Adding more path.data folders and cluster becomes red

Hello,

I'm facing with a problem I can't get rid off of it.

I'm running a two nodes cluster Elasticsearch, 1 master + 1 node. Everything is running smoothly and all the indices are green, up and running (though no replica right now).

My current elasticsearch.yml configuration is:

path.data = /path/to/data

However I wanted to add an additional path (LVM volume) to expand Elasticsearch's disk size. I did shut down the ES data node,

curl -XPUT 'http://localhost:9200/_cluster/settings' -d '{"transient" : {"cluster.routing.allocation.enable" : "none"}}'
curl -XPOST 'http://localhost:9200/_cluster/nodes/_local/_shutdown'

then I changed the elasticsearch.yml conf file as follows:

path.data = ["/path/to/data", "/path/to/newdata"]

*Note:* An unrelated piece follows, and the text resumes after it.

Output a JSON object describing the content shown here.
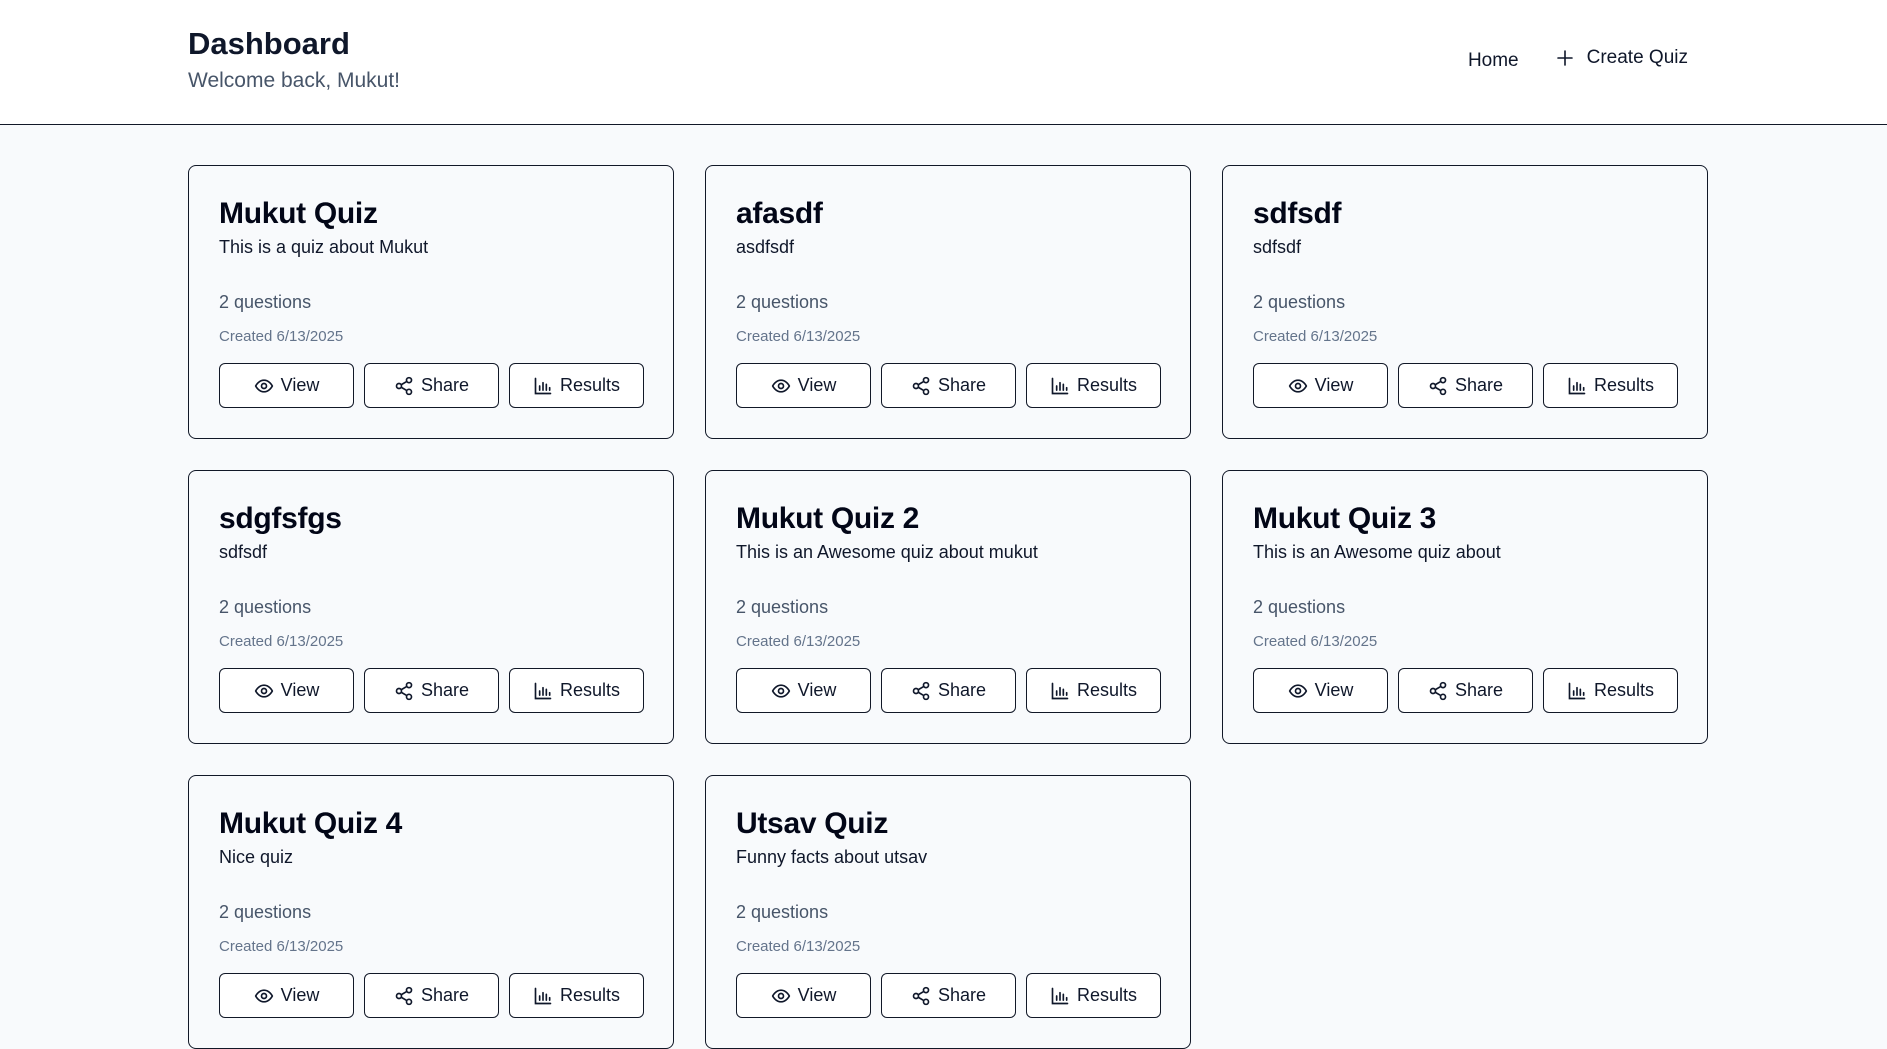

And I restarted the data node followed by:

curl -XPUT 'http://localhost:9200/_cluster/settings' -d '{"transient" : {"cluster.routing.allocation.enable" : "all"}}'

The cluster immediately turned red with all the shards unassigned.

I did shut down again the node, removed the second path, restarted the cluster and everything went green again. Note that ElasticSearch correctly detected the new data path and indeed the global disk space was the sum of the two folders.

How can I add a second path to the ES data node to increase disk space and having ElasticSearch correctly recognizing it?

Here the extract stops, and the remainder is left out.